Goodwin and Horner called the new species after Clemens due to the fact that both developed close ties to him over the many summers all 3 checked out Montana in search of Cretaceous fossils, often working side by side in the field.
” Bill Clemens was a really important person in Marks life, but he might have been more crucial in my life due to the fact that he was the individual who, back in 1978, said, You understand, Jack, theres this woman in Bynum, Montana, who found a large dinosaur, and she needs it identified,” Horner stated. When he and associate Bob Makela had a look at the females rock store, Horner said, she asked about a couple of smaller sized fossils in her shop, too, which turned out to be “the very first baby dinosaur bones discovered worldwide.”

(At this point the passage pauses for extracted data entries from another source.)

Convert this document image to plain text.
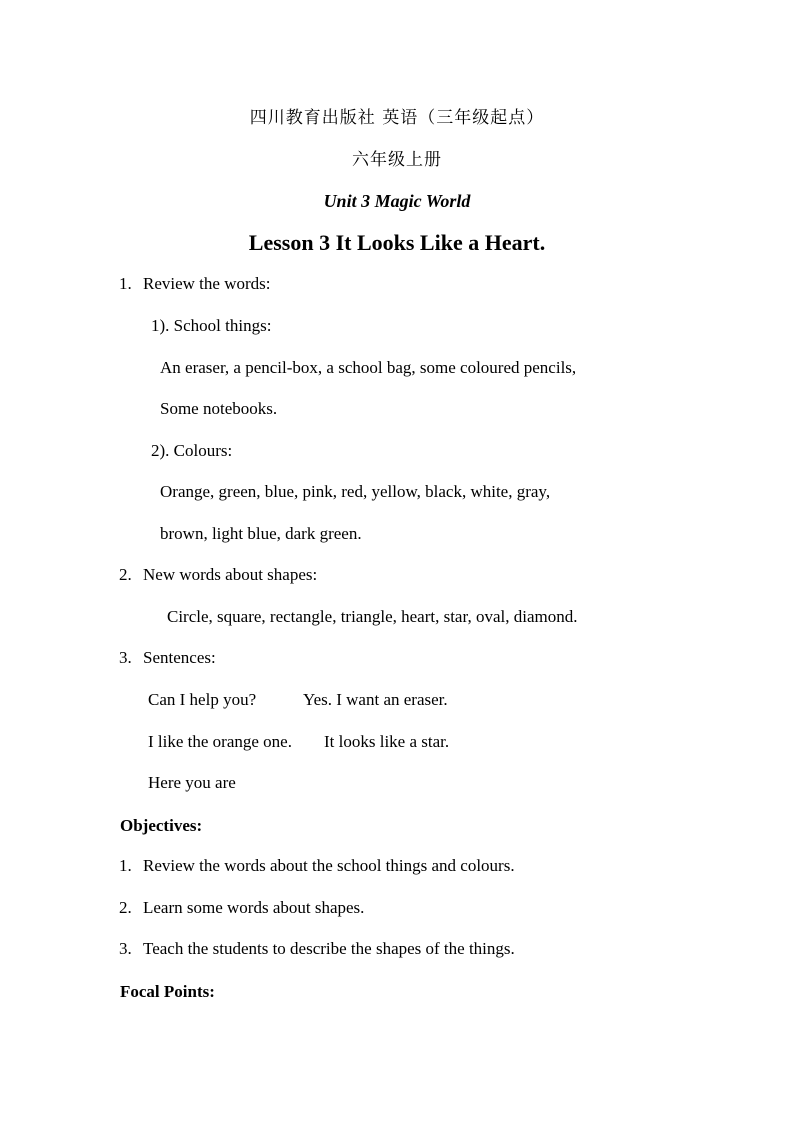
四川教育出版社 英语（三年级起点）
六年级上册
Unit 3 Magic World
Lesson 3 It Looks Like a Heart.
1. Review the words:
1). School things:
An eraser, a pencil-box, a school bag, some coloured pencils,
Some notebooks.
2). Colours:
Orange, green, blue, pink, red, yellow, black, white, gray,
brown, light blue, dark green.
2. New words about shapes:
Circle, square, rectangle, triangle, heart, star, oval, diamond.
3. Sentences:
Can I help you?	Yes. I want an eraser.
I like the orange one. It looks like a star.
Here you are
Objectives:
1. Review the words about the school things and colours.
2. Learn some words about shapes.
3. Teach the students to describe the shapes of the things.
Focal Points:
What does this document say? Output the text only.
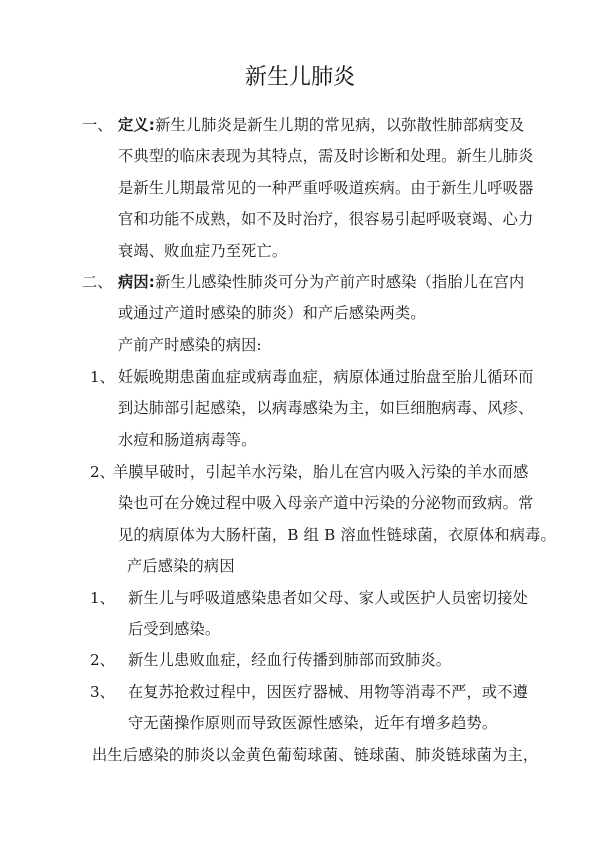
新生儿肺炎
一、 定义:新生儿肺炎是新生儿期的常见病，以弥散性肺部病变及
不典型的临床表现为其特点，需及时诊断和处理。新生儿肺炎
是新生儿期最常见的一种严重呼吸道疾病。由于新生儿呼吸器
官和功能不成熟，如不及时治疗，很容易引起呼吸衰竭、心力
衰竭、败血症乃至死亡。
二、 病因:新生儿感染性肺炎可分为产前产时感染（指胎儿在宫内
或通过产道时感染的肺炎）和产后感染两类。
产前产时感染的病因:
1、 妊娠晚期患菌血症或病毒血症，病原体通过胎盘至胎儿循环而
到达肺部引起感染，以病毒感染为主，如巨细胞病毒、风疹、
水痘和肠道病毒等。
2、
羊膜早破时，引起羊水污染，胎儿在宫内吸入污染的羊水而感
染也可在分娩过程中吸入母亲产道中污染的分泌物而致病。常
见的病原体为大肠杆菌，B 组 B 溶血性链球菌，衣原体和病毒。
产后感染的病因
1、 新生儿与呼吸道感染患者如父母、家人或医护人员密切接处
后受到感染。
2、 新生儿患败血症，经血行传播到肺部而致肺炎。
3、 在复苏抢救过程中，因医疗器械、用物等消毒不严，或不遵
守无菌操作原则而导致医源性感染，近年有增多趋势。
出生后感染的肺炎以金黄色葡萄球菌、链球菌、肺炎链球菌为主，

That discovery offered the very first clear evidence that some dinosaurs looked after their young and led Horner to compose numerous books about family structure among duckbilled dinosaurs, consisting of Digging Dinosaurs in 1988 and a sequel, Dinosaur Lives: Unearthing an Evolutionary Saga, in 1997. He likewise composed a number of kidss books, including Maia: A Dinosaur Grows Up, in 1995, about a baby duckbill of the types Horner called Maiasaura, and the 2023 sequel, Lily and Maia … a Dinosaur Adventure.
” I owe a fantastic amount of thankfulness to Bill Clemens for sending me on that little journey,” said Horner.
Reference: “A brand-new pachycephalosaurid from the Hell Creek Formation, Garfield County, Montana, U.S.A.” by John R. Horner, Mark B. Goodwin and David C. Evans, 14 April 2023, Journal of Vertebrate Paleontology.DOI: 10.1080/ 02724634.2023.2190369.
The work was moneyed by a Smithsonian Institution grant to Horner and grants from the National Science Foundation to Goodwin.